Genève, 17 juin 2018

 

Photo Albin Hillert/WCC

 

« Admis au même héritage, membres du même corps, associés à la même promesse, en Jésus Christ par l’Évangile ». (Ep. 3,6)

 

Frères et sœurs bien aimés en Christ,

 

Nous célébrons cette année le septantième anniversaire du Conseil œcuménique des Églises, cette « communauté fraternelle d’Églises qui confessent le Seigneur Jésus Christ comme Dieu et Sauveur selon les Écritures et s’efforcent de répondre ensemble à leur commune vocation pour la gloire du seul Dieu, Père, Fils et Saint-Esprit »1.

Nous célébrons un long pèlerinage commun sur la voie de l’unité, du témoignage chrétien, de l’engagement pour la justice, la paix et la sauvegarde de la création.

Nous rendons grâce à Dieu qui a guidé nos pas et nous implorons sa protection et son soutien pour continuer ensemble sur la même voie, avec le même élan et la même ferveur.

Il y a nonante huit ans, peu après la fin de la Première guerre mondiale qui fut si dévastatrice, une voie s’éleva à l’Orient Chrétien, interpellant les Églises de l’oikouménè entier d’établir entre elles une confiance mutuelle, de ne plus se considérer comme étrangères, mais comme parentes et familières en Christ, en tant que « cohéritières, membres du même corps et bénéficiaires de la même promesse de Dieu » (Ep. 3,6), et les invitant à remédier ensemble aux plaies profondes causées par la guerre. Plaies qui révélaient un mépris absolu des principes les plus élémentaires du droit et de l’humanité et qui, de surcroît, menaçaient les fondements même de la foi chrétienne.

Il s’agissait de la Lettre Encyclique que le Patriarcat Œcuménique de Constantinople envoya en janvier 1920 « À toutes les Églises du Christ dans le Monde », leur proposant la création d’une « Société d’Églises » (Κοινωνία τῶν Ἐκκλησιῶν), sur le modèle de la « Société des Nations » qui venait d’être créée cette même année par le Président Wilson ici à Genève.

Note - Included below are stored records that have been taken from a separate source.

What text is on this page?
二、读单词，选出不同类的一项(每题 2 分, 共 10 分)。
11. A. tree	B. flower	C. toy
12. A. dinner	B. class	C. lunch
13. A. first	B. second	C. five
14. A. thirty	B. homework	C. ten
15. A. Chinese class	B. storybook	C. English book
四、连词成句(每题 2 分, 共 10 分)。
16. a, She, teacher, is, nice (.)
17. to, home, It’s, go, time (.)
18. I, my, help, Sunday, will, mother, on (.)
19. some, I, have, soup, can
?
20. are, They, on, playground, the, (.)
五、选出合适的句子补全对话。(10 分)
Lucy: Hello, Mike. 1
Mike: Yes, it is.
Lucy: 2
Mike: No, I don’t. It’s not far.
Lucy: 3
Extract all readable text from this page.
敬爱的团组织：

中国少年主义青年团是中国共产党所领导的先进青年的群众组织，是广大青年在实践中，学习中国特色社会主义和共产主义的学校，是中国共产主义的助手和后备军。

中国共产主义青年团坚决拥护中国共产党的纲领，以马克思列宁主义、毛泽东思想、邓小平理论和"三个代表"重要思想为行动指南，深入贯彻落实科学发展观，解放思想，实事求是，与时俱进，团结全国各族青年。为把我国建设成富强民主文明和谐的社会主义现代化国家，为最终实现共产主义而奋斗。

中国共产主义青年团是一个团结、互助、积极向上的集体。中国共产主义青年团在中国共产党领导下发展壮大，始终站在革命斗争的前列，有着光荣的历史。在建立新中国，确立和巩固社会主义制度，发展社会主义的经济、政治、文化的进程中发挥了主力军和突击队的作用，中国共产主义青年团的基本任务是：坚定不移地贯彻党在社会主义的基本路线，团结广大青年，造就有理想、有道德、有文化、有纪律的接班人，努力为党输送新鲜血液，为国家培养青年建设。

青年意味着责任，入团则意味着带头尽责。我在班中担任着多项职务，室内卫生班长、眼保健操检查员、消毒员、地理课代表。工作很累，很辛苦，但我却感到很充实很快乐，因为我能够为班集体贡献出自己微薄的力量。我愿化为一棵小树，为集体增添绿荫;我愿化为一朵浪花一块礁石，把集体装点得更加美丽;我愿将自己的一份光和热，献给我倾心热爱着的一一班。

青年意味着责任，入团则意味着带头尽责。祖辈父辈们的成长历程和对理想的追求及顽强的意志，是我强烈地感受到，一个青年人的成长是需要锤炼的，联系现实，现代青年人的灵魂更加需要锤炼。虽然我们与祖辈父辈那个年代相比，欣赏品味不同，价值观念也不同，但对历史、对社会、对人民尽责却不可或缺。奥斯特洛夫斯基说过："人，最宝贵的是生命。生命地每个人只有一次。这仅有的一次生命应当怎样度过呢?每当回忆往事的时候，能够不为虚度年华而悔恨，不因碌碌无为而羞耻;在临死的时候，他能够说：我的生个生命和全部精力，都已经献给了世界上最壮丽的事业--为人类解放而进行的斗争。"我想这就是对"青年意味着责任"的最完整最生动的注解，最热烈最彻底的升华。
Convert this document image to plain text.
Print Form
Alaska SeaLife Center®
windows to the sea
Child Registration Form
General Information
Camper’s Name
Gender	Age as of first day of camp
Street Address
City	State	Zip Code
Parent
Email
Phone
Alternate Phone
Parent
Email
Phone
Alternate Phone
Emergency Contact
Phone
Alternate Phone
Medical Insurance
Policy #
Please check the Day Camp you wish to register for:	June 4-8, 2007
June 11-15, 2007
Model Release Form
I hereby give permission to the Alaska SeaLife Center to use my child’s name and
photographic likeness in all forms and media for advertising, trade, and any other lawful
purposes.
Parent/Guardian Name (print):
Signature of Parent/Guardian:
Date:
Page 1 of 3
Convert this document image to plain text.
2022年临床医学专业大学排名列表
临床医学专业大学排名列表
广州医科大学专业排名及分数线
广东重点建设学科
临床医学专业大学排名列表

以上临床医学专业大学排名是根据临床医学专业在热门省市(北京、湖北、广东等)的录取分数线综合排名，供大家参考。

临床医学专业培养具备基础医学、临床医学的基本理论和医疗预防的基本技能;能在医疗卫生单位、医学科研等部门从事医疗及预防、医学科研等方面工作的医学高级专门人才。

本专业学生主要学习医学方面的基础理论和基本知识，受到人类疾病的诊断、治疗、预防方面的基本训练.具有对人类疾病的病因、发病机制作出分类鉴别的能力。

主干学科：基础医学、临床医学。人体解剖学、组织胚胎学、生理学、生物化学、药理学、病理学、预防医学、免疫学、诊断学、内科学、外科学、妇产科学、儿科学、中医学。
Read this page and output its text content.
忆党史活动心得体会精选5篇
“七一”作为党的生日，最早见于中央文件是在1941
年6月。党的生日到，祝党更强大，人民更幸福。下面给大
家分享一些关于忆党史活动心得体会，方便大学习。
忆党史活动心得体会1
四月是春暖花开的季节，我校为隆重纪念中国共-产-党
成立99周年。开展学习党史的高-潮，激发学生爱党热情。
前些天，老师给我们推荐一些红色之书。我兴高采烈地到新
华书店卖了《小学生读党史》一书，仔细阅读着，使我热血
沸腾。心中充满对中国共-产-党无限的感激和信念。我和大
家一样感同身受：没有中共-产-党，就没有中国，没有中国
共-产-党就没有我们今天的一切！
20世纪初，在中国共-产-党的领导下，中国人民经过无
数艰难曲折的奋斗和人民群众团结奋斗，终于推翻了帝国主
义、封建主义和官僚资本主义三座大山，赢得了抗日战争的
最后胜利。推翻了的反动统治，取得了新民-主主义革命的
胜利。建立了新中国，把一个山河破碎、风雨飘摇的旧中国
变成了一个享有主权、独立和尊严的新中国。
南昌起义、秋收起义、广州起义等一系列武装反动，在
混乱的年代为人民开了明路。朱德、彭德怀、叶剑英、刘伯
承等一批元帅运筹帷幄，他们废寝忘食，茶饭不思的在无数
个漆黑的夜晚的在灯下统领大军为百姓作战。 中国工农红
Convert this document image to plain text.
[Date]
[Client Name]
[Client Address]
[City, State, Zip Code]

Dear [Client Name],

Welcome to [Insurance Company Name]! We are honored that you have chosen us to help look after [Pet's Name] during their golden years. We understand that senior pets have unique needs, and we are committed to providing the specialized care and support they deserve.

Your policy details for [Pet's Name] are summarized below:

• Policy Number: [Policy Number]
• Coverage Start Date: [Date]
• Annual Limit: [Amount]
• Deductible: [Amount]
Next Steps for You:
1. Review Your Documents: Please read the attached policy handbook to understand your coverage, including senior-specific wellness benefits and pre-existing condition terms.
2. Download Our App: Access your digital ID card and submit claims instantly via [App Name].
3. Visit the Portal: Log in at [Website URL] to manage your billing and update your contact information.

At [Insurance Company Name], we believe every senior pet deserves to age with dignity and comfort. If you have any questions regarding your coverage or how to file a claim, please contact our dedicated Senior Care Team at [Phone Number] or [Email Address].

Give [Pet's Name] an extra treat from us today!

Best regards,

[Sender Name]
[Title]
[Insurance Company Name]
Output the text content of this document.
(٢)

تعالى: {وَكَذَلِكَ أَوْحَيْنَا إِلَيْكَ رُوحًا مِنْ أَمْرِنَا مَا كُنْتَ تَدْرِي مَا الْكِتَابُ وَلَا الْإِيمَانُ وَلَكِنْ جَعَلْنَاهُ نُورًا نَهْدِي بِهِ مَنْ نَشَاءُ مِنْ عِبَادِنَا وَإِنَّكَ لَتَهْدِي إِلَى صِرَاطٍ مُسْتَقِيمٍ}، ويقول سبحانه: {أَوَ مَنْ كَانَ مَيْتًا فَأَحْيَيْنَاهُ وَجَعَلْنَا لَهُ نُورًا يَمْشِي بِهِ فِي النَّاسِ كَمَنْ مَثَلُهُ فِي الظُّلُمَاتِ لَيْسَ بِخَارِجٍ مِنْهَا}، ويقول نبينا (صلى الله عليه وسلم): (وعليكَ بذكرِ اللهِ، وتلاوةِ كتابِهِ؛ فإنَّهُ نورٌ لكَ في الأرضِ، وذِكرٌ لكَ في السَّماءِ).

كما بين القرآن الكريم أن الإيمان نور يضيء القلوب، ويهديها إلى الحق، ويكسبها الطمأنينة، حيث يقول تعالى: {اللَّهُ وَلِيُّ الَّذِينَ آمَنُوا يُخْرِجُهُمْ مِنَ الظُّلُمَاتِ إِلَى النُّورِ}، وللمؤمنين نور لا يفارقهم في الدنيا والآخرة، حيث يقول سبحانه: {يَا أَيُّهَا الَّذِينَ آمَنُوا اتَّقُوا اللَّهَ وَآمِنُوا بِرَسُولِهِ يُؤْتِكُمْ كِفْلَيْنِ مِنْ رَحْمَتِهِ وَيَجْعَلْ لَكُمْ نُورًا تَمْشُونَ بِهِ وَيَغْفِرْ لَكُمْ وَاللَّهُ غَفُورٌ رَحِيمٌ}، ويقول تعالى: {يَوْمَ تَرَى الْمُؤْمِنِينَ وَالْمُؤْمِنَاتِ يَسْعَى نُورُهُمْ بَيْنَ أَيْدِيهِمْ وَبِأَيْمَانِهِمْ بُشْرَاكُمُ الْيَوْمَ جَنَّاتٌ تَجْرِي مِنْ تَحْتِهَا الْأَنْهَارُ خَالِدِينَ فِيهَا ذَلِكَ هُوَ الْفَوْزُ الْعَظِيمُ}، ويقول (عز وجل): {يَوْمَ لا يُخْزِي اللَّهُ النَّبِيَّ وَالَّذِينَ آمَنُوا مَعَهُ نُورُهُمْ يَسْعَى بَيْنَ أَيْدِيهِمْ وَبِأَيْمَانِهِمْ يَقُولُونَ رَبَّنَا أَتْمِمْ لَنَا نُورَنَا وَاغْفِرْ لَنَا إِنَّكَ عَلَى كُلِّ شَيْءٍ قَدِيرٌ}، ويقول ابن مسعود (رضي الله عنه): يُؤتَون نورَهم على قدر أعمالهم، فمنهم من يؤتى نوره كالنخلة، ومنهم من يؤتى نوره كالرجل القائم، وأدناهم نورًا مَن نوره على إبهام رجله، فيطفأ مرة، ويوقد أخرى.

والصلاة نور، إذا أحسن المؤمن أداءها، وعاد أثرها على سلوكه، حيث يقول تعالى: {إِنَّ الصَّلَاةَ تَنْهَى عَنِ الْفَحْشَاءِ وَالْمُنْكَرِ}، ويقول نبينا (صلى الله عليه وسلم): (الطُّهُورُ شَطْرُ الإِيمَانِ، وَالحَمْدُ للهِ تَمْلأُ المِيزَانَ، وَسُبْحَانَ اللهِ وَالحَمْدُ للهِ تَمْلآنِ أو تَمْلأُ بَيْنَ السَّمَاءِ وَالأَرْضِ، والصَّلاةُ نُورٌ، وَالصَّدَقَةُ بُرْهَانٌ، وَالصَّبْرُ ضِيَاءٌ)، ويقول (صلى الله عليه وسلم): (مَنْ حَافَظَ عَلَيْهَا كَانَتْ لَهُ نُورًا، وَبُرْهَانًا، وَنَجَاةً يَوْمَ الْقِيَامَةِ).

Une Encyclique qui, selon le regretté Visser’t Hooft, premier secrétaire général du Conseil œcuménique des Églises, « avait sonné la cloche de notre rassemblement ». Il faudrait peut-être noter ici, pour l’histoire, que cette remarque de ce pionnier de l’œcuménisme fût prononcée ici même, en cette Cathédrale de Saint Pierre, en novembre 1967, lors de la visite au Conseil œcuménique des Églises de notre illustre prédécesseur, le Patriarche Athénagoras d’éternelle mémoire.

Cette « Société d’Églises » proposée par Constantinople a finalement pris chair et os 28 ans plus tard, en 1948, sous la dénomination « Conseil œcuménique des Églises », avec la fusion des mouvements interchrétiens « Foi et Constitution » et « Vie et Action » qui étaient très actifs aussi depuis 1920 ; le premier dans le domaine théologique et le second dans la sphère du Christianisme pratique.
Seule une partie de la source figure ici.